How good was he? Maybe one game sums it up best: In a 7-0 victory over Central Connecticut, not only did Mills have 22 tackles, but he returned an interception for a touchdown for the only score in the game. Other details fill out Mills’ legacy at Montclair State: His 501 career tackles for the team set a school record and his jersey No. 62 is one of only two numbers ever retired by the University.

Still, even after he was named an All- American in 1979 and 1980 and despite being a three-time collegiate defensive player of the year in New Jersey, no NFL team would draft him. He tried out for the Cleveland Browns, but got cut. He tried out for the Toronto Argonauts in the Canadian Football League, but he was cut there, too. He went home to New Jersey and started teaching photography and coaching football at East Orange High, waiting for another shot.

“He was frustrated,” says Rick Giancola, who is in his 32nd season as head coach at Montclair State. “He had confidence in his ability, but he was frustrated. He’d say, ‘Just give me a shot. Give me a chance, and if I’m not good enough, I’ll walk away.’”

He got that chance when a rival league to the NFL was formed. The United States Football League (USFL) was a short-lived endeavor, but it gave Mills another shot at a football career. He earned a spot on the Philadelphia Stars roster and led them to two USFL championships, and when his coach Jim Mora landed an NFL job with the New Orleans Saints, he brought Mills with him.

He no longer had to convince people he could play. Mills earned four Pro Bowl appearances with the Saints, anchoring a defense that was one of the best in the league at the time.

“People always ask me, ‘Who’s the best player you’ve ever coached?’” says the 79-year-old Mora, whose coaching career spans 40 years. “And I always say, ‘Sam Mills.’ I was fortunate to coach a lot of players, but Sam Mills was No. 1 on that list.”

Mills signed with the Carolina Panthers in 1995, an expansion team that was looking for a player who could connect with the fan base. That quickly became Mills, the only player to start every game during the team’s first three seasons, including the surprising 1996 team that went to the NFC Championship Game.

“He was different than other people because he was a professional athlete, but if you didn’t know, you wouldn’t know,” Sam Mills III says. “He was not a young college stud. He was an older guy, with glasses, a family man. He was just like them.”

He retired after the 1997 season, and after a brief attempt to work in the Panthers’ front office (“He hated sitting at a desk,” says Giancola), he broke into coaching. He seemed like a natural, someone who could motivate both the stars and scrubs alike. Then came the stunning news in 2003: He had intestinal cancer.

Doctors gave him just a few months to live, but he refused to leave his job. He’d show up the day after a draining chemotherapy treatment. The night before a home playoff game against Dallas in 2004, Mills gave an emotional speech that became a rallying cry for the entire franchise.

Photo of Sam Mills III in front of a mural.

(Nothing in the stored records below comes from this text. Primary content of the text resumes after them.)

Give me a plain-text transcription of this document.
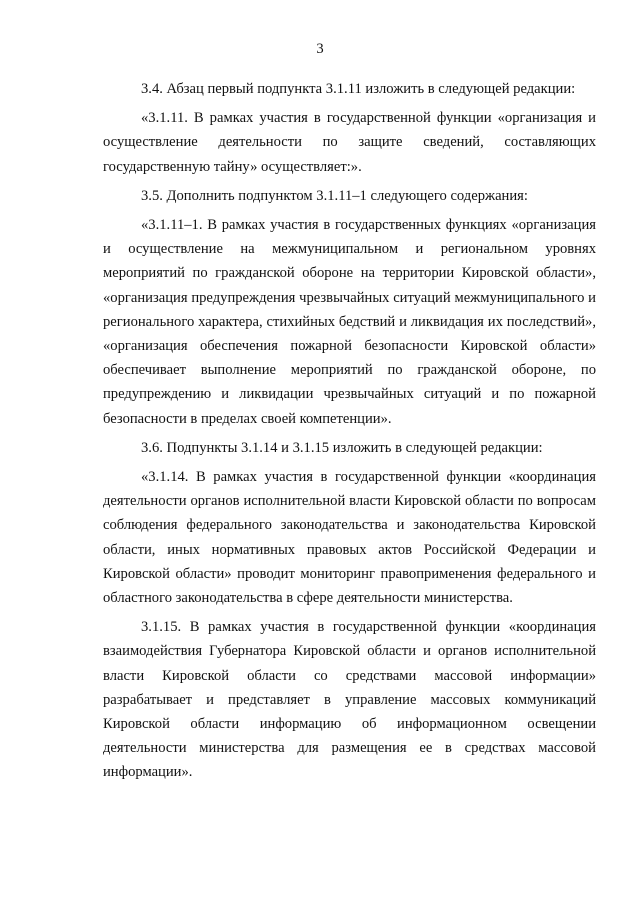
3

3.4. Абзац первый подпункта 3.1.11 изложить в следующей редакции:

«3.1.11. В рамках участия в государственной функции «организация и осуществление деятельности по защите сведений, составляющих государственную тайну» осуществляет:».

3.5. Дополнить подпунктом 3.1.11–1 следующего содержания:

«3.1.11–1. В рамках участия в государственных функциях «организация и осуществление на межмуниципальном и региональном уровнях мероприятий по гражданской обороне на территории Кировской области», «организация предупреждения чрезвычайных ситуаций межмуниципального и регионального характера, стихийных бедствий и ликвидация их последствий», «организация обеспечения пожарной безопасности Кировской области» обеспечивает выполнение мероприятий по гражданской обороне, по предупреждению и ликвидации чрезвычайных ситуаций и по пожарной безопасности в пределах своей компетенции».

3.6. Подпункты 3.1.14 и 3.1.15 изложить в следующей редакции:

«3.1.14. В рамках участия в государственной функции «координация деятельности органов исполнительной власти Кировской области по вопросам соблюдения федерального законодательства и законодательства Кировской области, иных нормативных правовых актов Российской Федерации и Кировской области» проводит мониторинг правоприменения федерального и областного законодательства в сфере деятельности министерства.

3.1.15. В рамках участия в государственной функции «координация взаимодействия Губернатора Кировской области и органов исполнительной власти Кировской области со средствами массовой информации» разрабатывает и представляет в управление массовых коммуникаций Кировской области информацию об информационном освещении деятельности министерства для размещения ее в средствах массовой информации».
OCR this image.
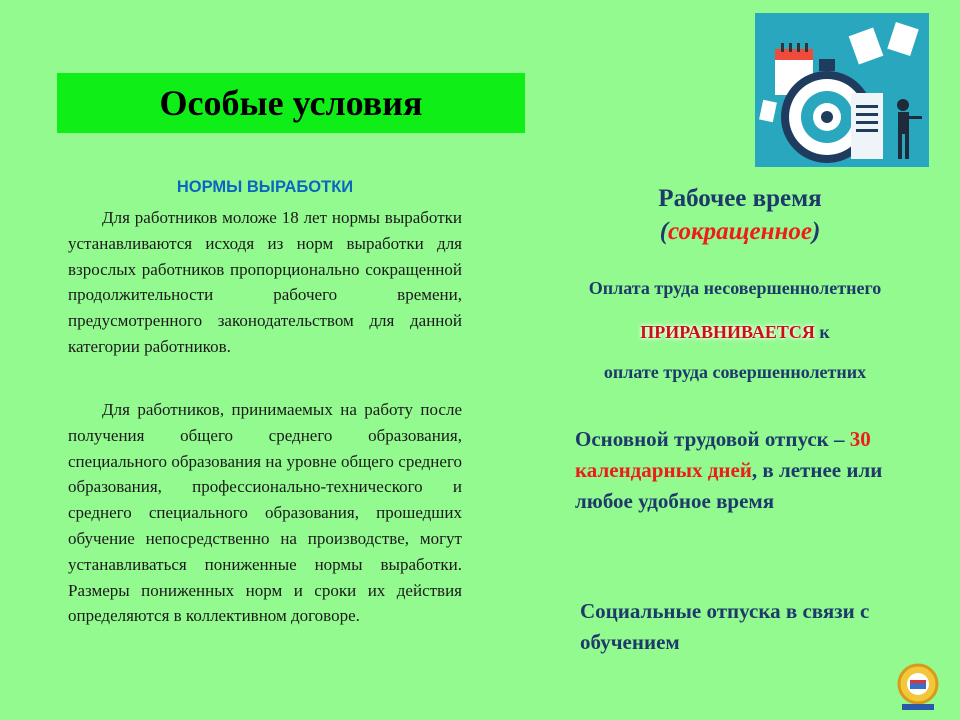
Особые условия
НОРМЫ ВЫРАБОТКИ
Для работников моложе 18 лет нормы выработки устанавливаются исходя из норм выработки для взрослых работников пропорционально сокращенной продолжительности рабочего времени, предусмотренного законодательством для данной категории работников.
Для работников, принимаемых на работу после получения общего среднего образования, специального образования на уровне общего среднего образования, профессионально-технического и среднего специального образования, прошедших обучение непосредственно на производстве, могут устанавливаться пониженные нормы выработки. Размеры пониженных норм и сроки их действия определяются в коллективном договоре.
Рабочее время
(сокращенное)
Оплата труда несовершеннолетнего
ПРИРАВНИВАЕТСЯ к
оплате труда совершеннолетних
Основной трудовой отпуск – 30 календарных дней, в летнее или любое удобное время
Социальные отпуска в связи с обучением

Sam Mills III in front of a tribute to his father. Photo by Jeff Siner, The Charlotte Observer

“Keep pounding,” he told the Panthers who went all the way to the Super Bowl that season before losing to the New England Patriots. Mills followed that mantra until April 18, 2005, when his body finally gave out. He was only 45.

Hundreds of mourners, including many NFL stars and coaches, showed up for his funeral in New Jersey, where former Saints linebacker Rickey Jackson remembered him as “the toughest little man I’ve ever seen in my life.”

When he posthumously became the first Montclair State player to be inducted into the national College Football Hall of Fame in 2009, his son accepted the award on his behalf – 17 years after the University had enshrined Mills in the Montclair State Athletic Hall of Fame.

They remember him still at Montclair State and in Charlotte, where Sam Mills III chases his own coaching career in a way that would make his father proud. The hours are long. The competition for jobs is stiff. But Mills III goes to work every day knowing his old man set quite an example for how to beat the odds.